Termos na zupę może być trendy
Jadanie na mieście jest drogie, lepiej czasem zabrać domowy obiad do pracy. Nie musi to oznaczać kanapki. Wykonany ze stali nierdzewnej niemiecki Thermo-pot przechowa płynne potrawy w cieple i będzie stanowić całkiem niezłe naczynie do spożycia zupy albo gulaszu. Ma nawet pasującą łyżeczkę w zestawie!

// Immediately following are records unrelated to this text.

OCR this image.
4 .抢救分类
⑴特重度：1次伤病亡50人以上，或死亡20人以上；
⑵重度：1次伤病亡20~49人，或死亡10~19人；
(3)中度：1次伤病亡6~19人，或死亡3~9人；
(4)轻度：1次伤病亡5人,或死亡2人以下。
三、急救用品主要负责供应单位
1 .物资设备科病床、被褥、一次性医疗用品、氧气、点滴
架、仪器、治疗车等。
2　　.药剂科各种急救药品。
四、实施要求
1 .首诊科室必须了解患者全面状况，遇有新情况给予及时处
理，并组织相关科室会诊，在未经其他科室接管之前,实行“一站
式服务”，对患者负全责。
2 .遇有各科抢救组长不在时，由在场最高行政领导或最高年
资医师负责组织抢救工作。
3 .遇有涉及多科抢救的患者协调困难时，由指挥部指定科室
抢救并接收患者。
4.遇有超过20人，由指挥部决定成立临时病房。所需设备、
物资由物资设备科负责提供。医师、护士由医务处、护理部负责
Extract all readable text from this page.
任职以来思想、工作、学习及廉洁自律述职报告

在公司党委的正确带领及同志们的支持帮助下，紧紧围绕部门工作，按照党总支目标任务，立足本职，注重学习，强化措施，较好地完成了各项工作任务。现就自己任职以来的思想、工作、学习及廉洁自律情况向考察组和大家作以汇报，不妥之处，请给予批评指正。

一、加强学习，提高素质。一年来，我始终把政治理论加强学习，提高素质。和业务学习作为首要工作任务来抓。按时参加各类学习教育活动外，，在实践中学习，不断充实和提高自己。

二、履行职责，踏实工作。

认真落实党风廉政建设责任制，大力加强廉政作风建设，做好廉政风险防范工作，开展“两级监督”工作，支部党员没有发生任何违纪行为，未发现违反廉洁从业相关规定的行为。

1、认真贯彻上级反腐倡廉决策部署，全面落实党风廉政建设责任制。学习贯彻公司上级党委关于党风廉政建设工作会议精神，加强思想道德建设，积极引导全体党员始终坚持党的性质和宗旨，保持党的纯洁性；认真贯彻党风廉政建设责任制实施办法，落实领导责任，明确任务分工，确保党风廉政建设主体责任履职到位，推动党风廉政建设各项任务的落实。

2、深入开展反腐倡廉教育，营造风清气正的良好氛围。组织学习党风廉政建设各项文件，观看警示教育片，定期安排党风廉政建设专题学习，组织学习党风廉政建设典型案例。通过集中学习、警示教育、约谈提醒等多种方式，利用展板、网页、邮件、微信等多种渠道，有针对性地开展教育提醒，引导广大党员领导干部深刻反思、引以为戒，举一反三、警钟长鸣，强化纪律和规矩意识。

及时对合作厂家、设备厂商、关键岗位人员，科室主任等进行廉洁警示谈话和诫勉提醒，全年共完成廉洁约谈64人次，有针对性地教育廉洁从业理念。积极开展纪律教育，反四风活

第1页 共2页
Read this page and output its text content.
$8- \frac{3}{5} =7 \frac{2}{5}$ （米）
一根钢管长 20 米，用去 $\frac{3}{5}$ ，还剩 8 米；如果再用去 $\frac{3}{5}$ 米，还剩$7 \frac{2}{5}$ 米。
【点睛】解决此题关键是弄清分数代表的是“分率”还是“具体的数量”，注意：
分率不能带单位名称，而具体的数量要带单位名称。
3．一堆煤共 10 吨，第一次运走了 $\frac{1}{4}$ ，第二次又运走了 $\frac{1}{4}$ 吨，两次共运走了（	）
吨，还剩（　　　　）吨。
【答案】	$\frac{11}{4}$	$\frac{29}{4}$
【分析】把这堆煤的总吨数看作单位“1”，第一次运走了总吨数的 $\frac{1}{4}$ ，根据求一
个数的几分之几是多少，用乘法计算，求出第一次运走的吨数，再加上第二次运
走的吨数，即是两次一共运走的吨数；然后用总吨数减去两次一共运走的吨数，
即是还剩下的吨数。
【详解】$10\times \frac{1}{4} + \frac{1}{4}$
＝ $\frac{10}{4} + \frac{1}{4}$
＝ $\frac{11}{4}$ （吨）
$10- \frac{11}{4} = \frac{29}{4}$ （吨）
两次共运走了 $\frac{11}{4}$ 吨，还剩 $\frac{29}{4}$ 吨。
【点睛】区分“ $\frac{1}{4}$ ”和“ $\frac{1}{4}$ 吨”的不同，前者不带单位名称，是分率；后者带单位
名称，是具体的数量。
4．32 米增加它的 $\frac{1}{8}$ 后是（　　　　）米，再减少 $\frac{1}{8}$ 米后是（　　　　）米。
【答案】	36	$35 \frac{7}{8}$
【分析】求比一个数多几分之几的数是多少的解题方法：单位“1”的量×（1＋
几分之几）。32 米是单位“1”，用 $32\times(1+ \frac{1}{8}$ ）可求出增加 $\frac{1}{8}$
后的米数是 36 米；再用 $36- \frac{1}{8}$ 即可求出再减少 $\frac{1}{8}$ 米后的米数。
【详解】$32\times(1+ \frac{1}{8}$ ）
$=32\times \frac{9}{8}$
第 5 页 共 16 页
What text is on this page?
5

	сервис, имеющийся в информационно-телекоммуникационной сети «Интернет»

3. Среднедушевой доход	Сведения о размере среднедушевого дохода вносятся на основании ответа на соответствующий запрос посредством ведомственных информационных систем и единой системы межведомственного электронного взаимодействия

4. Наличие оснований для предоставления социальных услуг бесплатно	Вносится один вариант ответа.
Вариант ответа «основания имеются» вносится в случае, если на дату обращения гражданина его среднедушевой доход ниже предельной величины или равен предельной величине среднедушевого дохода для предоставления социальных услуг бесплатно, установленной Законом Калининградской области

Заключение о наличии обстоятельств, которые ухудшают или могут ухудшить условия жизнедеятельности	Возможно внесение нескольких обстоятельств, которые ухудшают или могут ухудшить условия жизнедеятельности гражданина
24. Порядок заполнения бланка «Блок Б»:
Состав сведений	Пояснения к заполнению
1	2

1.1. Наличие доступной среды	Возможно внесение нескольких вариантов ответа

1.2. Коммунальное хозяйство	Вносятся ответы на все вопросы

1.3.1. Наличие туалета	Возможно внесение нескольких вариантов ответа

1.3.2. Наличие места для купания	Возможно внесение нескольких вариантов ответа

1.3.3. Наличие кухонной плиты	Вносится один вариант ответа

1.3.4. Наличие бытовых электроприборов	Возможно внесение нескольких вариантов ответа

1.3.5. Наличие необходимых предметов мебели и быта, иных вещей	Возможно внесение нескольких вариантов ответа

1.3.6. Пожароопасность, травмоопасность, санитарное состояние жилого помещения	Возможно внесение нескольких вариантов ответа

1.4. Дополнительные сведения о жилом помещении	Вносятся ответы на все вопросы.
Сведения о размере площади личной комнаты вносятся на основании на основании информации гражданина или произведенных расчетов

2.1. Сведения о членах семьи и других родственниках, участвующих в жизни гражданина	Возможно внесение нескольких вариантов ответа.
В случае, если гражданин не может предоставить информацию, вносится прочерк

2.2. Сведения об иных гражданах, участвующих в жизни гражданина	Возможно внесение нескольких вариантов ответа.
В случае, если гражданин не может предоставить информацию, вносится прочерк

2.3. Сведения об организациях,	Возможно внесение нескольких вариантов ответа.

Stylowa menażka Thermo-Pot przez około 6 godzin utrzyma potrawę w cieple, co teraz wydaje się mało istotne, lecz w zimie stanie się niezwykle przydatne. Największe ulepszenie stanowi jednak metalowa łyżeczka, która trzyma się pojemnika za pomocą magnesu, więc nie powinna się zgubić.
Termos polecany jest też miłośnikom wycieczek, ale pod żadnym względem nie jest „sportowy”. Nawet plastikowa obwódka zabezpieczająca korkową przykrywkę jest niewidoczna, gdy pojemnik pozostaje zamknięty.
Cena Thermo-Pot marki Black + Blum wynosi 43 euro. Pojemnik ma 10 lat gwarancji. [connex.design]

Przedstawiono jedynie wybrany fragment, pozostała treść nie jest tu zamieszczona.